A Theranos é mais um caso a ser estudado em sala de aula, a ser incluído nos livros que documentam os grandes golpes financeiros — que são usualmente ignorados, pois "desta vez é diferente". Quem perdeu dinheiro fica, como sempre, a ver navios.

A despeito de uma regulação complexa, de empresas de auditoria e de avaliação de riscos, de discursos efusivos sobre governança corporativa e compliance, só nos resta o desencanto de olhar com condescendência as vítimas e com perplexidade os grandes players que, após lamberem as feridas — para alguns, meros arranhões —, levantam-se para o próximo round de apostas.

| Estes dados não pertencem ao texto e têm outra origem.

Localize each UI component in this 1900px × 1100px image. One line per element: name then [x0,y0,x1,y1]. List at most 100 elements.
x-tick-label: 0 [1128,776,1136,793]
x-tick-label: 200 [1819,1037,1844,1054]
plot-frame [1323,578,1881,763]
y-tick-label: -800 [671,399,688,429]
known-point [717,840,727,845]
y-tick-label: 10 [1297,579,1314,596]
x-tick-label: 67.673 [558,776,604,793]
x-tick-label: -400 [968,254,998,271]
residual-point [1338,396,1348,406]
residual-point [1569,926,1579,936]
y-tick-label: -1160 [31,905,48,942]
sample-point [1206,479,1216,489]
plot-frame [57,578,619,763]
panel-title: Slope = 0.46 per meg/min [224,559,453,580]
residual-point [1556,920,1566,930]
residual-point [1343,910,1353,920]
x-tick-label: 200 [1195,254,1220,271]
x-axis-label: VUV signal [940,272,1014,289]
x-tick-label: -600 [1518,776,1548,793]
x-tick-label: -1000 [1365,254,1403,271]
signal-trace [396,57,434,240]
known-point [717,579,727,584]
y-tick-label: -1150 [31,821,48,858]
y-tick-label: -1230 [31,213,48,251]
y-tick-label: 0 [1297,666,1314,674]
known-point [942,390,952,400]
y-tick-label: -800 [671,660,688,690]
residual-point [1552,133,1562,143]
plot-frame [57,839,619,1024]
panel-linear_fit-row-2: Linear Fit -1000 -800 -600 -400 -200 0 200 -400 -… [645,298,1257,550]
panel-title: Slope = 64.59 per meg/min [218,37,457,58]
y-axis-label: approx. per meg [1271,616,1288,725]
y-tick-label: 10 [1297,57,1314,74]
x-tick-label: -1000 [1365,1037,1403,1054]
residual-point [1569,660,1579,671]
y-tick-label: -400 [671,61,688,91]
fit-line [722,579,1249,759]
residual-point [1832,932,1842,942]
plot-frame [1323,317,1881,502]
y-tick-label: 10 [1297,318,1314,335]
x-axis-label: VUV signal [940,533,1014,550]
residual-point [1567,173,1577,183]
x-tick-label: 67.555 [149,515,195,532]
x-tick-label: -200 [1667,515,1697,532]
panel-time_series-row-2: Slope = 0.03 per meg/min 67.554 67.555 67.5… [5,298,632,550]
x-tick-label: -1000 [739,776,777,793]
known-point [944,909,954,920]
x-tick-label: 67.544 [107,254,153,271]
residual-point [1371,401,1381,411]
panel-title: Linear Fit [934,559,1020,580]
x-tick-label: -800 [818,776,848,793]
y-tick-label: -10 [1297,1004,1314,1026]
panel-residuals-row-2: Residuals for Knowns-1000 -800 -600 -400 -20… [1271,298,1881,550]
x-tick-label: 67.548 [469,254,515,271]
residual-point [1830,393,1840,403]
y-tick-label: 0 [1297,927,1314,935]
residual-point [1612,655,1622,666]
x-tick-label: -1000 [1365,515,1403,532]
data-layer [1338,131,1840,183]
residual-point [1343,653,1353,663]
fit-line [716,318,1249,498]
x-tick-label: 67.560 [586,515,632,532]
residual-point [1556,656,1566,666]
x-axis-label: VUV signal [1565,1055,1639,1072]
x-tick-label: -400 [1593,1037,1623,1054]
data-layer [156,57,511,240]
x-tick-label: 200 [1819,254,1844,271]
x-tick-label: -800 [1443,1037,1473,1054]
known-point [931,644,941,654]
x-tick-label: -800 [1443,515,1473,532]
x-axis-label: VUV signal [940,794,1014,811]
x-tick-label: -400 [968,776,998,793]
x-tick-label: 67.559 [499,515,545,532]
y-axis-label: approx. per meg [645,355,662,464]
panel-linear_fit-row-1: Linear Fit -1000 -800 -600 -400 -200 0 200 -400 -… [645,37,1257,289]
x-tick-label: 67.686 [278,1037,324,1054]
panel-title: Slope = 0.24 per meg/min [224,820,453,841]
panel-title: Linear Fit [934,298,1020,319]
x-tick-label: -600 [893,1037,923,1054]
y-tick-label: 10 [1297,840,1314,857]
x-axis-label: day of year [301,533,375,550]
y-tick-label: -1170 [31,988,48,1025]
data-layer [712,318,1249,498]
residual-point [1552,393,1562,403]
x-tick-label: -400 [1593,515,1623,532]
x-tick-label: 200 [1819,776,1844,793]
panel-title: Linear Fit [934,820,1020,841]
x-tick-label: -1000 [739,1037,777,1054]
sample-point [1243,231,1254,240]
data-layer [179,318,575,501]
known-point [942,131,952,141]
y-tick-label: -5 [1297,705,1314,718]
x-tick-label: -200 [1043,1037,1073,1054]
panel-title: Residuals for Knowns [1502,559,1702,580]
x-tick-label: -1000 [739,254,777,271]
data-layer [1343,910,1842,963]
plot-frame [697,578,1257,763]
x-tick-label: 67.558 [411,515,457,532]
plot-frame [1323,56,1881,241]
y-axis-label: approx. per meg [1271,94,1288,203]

Reguladores de todo o mundo parecem achar que são maestros, criando ordem no caos do mercado. Céticos ou cínicos dirão que não passam de espantalhos.
Assim como não conseguimos inventar um sistema político mais legítimo que a democracia, parece que não conseguimos pensar em uma forma alternativa de regular o mercado, que não seja o paradigma de um cartório de registro de companhias e ofertas, uma exigência meramente formal de informações, "administração profissional" e burocracia.

Enquanto não reconhecermos a ineficácia da proteção efetiva dos investidores em todo o mundo — para além de punições atrasadas e simbólicas de casos mais dramáticos — e não acreditarmos ser necessário repensar o sentido e o alcance da regulação do mercado, teremos um jogo de dados viciados. Tenha isso em mente ao decidir investir na bolsa e saiba que, exceto por esporádicos golpes de sorte, ainda irá se frustrar, mesmo tendo zerado as suas expectativas.

*Isac Costa é professor do Ibmec e do Insper e sócio do Warde Advogados.